Te puedo asegurar que a los moderadores nos trae bastante sin cuidado el numerito de posts que llevamos, ya que lo que realmente nos importa es que el foro funcione bien, he aquí que dediquemos nuestro tiempo al mismo y que nos guste explicar por qué movemos o cambiamos los hilos de lugar. 

Saludos,
Belén


----------



## alc112

n es que sea moderador. Pero te do un ejemplo:
¿qué pasa si por algún motivo un moderador te cierra este hilo?
Lo más seguro que es que quieras saber por qué y, quizás, quién. Pero si ellos no postean que lo cerraron por X motivo, te quedas con las ganas de saberlo.
A mi me pasó una vez que me borraron un post y no tuve respuesta de parte de los moderadores. Así que le pregunté a  Jana, ya que era la única que estaba conectada, por qué quién fue. Sólo me dijo el por qué.


----------



## franz ferdinand

una vez me mandaron un privado....


----------



## timpeac

Yo, timpeac, cierro este hilo.
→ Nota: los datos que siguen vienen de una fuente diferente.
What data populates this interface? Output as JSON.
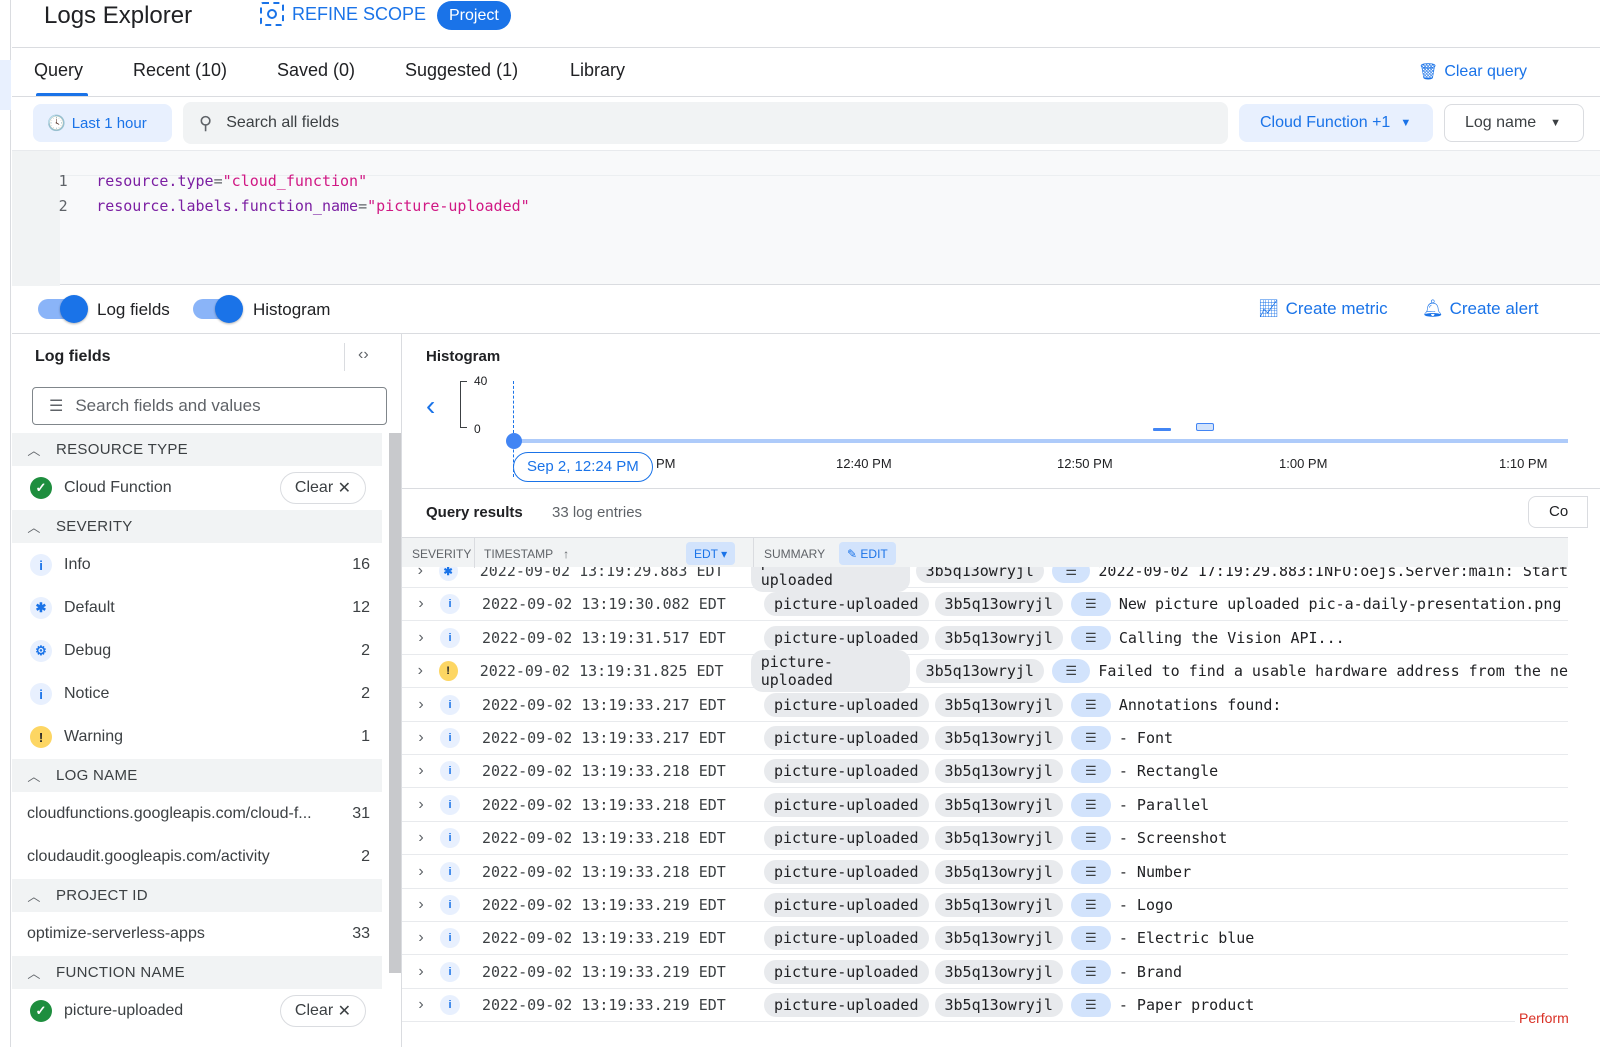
{
  "header": {
    "title": "Logs Explorer",
    "refine_scope": "REFINE SCOPE",
    "scope_badge": "Project"
  },
  "tabs": [
    {
      "label": "Query",
      "active": true
    },
    {
      "label": "Recent (10)"
    },
    {
      "label": "Saved (0)"
    },
    {
      "label": "Suggested (1)"
    },
    {
      "label": "Library"
    }
  ],
  "clear_query": "Clear query",
  "filters": {
    "time_range": "Last 1 hour",
    "search_placeholder": "Search all fields",
    "resource": "Cloud Function +1",
    "log_name": "Log name"
  },
  "query_lines": [
    {
      "n": "1",
      "key": "resource.type",
      "val": "\"cloud_function\""
    },
    {
      "n": "2",
      "key": "resource.labels.function_name",
      "val": "\"picture-uploaded\""
    }
  ],
  "toggles": {
    "log_fields": "Log fields",
    "histogram": "Histogram"
  },
  "actions": {
    "create_metric": "Create metric",
    "create_alert": "Create alert"
  },
  "log_fields": {
    "title": "Log fields",
    "search_placeholder": "Search fields and values",
    "clear": "Clear",
    "resource_type": {
      "label": "RESOURCE TYPE",
      "item": "Cloud Function"
    },
    "severity": {
      "label": "SEVERITY",
      "items": [
        {
          "label": "Info",
          "count": "16",
          "icon": "i"
        },
        {
          "label": "Default",
          "count": "12",
          "icon": "✱"
        },
        {
          "label": "Debug",
          "count": "2",
          "icon": "⚙"
        },
        {
          "label": "Notice",
          "count": "2",
          "icon": "i"
        },
        {
          "label": "Warning",
          "count": "1",
          "icon": "!"
        }
      ]
    },
    "log_name": {
      "label": "LOG NAME",
      "items": [
        {
          "label": "cloudfunctions.googleapis.com/cloud-f...",
          "count": "31"
        },
        {
          "label": "cloudaudit.googleapis.com/activity",
          "count": "2"
        }
      ]
    },
    "project_id": {
      "label": "PROJECT ID",
      "items": [
        {
          "label": "optimize-serverless-apps",
          "count": "33"
        }
      ]
    },
    "function_name": {
      "label": "FUNCTION NAME",
      "item": "picture-uploaded"
    }
  },
  "histogram": {
    "title": "Histogram",
    "y_max": "40",
    "y_min": "0",
    "start_label": "Sep 2, 12:24 PM",
    "ticks": [
      "PM",
      "12:40 PM",
      "12:50 PM",
      "1:00 PM",
      "1:10 PM"
    ]
  },
  "results": {
    "title": "Query results",
    "count": "33 log entries",
    "partial_button": "Co",
    "columns": {
      "severity": "SEVERITY",
      "timestamp": "TIMESTAMP",
      "tz": "EDT",
      "summary": "SUMMARY",
      "edit": "EDIT"
    },
    "rows": [
      {
        "sev": "default",
        "ts": "2022-09-02 13:19:29.883 EDT",
        "fn": "picture-uploaded",
        "id": "3b5q13owryjl",
        "msg": "2022-09-02 17:19:29.883:INFO:oejs.Server:main: Start"
      },
      {
        "sev": "info",
        "ts": "2022-09-02 13:19:30.082 EDT",
        "fn": "picture-uploaded",
        "id": "3b5q13owryjl",
        "msg": "New picture uploaded pic-a-daily-presentation.png"
      },
      {
        "sev": "info",
        "ts": "2022-09-02 13:19:31.517 EDT",
        "fn": "picture-uploaded",
        "id": "3b5q13owryjl",
        "msg": "Calling the Vision API..."
      },
      {
        "sev": "warning",
        "ts": "2022-09-02 13:19:31.825 EDT",
        "fn": "picture-uploaded",
        "id": "3b5q13owryjl",
        "msg": "Failed to find a usable hardware address from the ne"
      },
      {
        "sev": "info",
        "ts": "2022-09-02 13:19:33.217 EDT",
        "fn": "picture-uploaded",
        "id": "3b5q13owryjl",
        "msg": "Annotations found:"
      },
      {
        "sev": "info",
        "ts": "2022-09-02 13:19:33.217 EDT",
        "fn": "picture-uploaded",
        "id": "3b5q13owryjl",
        "msg": "- Font"
      },
      {
        "sev": "info",
        "ts": "2022-09-02 13:19:33.218 EDT",
        "fn": "picture-uploaded",
        "id": "3b5q13owryjl",
        "msg": "- Rectangle"
      },
      {
        "sev": "info",
        "ts": "2022-09-02 13:19:33.218 EDT",
        "fn": "picture-uploaded",
        "id": "3b5q13owryjl",
        "msg": "- Parallel"
      },
      {
        "sev": "info",
        "ts": "2022-09-02 13:19:33.218 EDT",
        "fn": "picture-uploaded",
        "id": "3b5q13owryjl",
        "msg": "- Screenshot"
      },
      {
        "sev": "info",
        "ts": "2022-09-02 13:19:33.218 EDT",
        "fn": "picture-uploaded",
        "id": "3b5q13owryjl",
        "msg": "- Number"
      },
      {
        "sev": "info",
        "ts": "2022-09-02 13:19:33.219 EDT",
        "fn": "picture-uploaded",
        "id": "3b5q13owryjl",
        "msg": "- Logo"
      },
      {
        "sev": "info",
        "ts": "2022-09-02 13:19:33.219 EDT",
        "fn": "picture-uploaded",
        "id": "3b5q13owryjl",
        "msg": "- Electric blue"
      },
      {
        "sev": "info",
        "ts": "2022-09-02 13:19:33.219 EDT",
        "fn": "picture-uploaded",
        "id": "3b5q13owryjl",
        "msg": "- Brand"
      },
      {
        "sev": "info",
        "ts": "2022-09-02 13:19:33.219 EDT",
        "fn": "picture-uploaded",
        "id": "3b5q13owryjl",
        "msg": "- Paper product"
      }
    ]
  },
  "footer_partial": "Perform",
  "colors": {
    "accent": "#1a73e8",
    "warning": "#fdd663",
    "success": "#1e8e3e",
    "string": "#d01884",
    "keyword": "#7b1fa2"
  }
}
Por que -

La pregunta ya tiene respuesta completa - véase mensaje no. 6
La discusión ya no tiene nada que ver con el título, por eso es "off topic"

Además
WR regla no.39 -

Discussions about moderator or administrator actions are welcome in email or Private Messages, but should not be discussed in public forums. This is out of respect for the members and moderators involved.


----------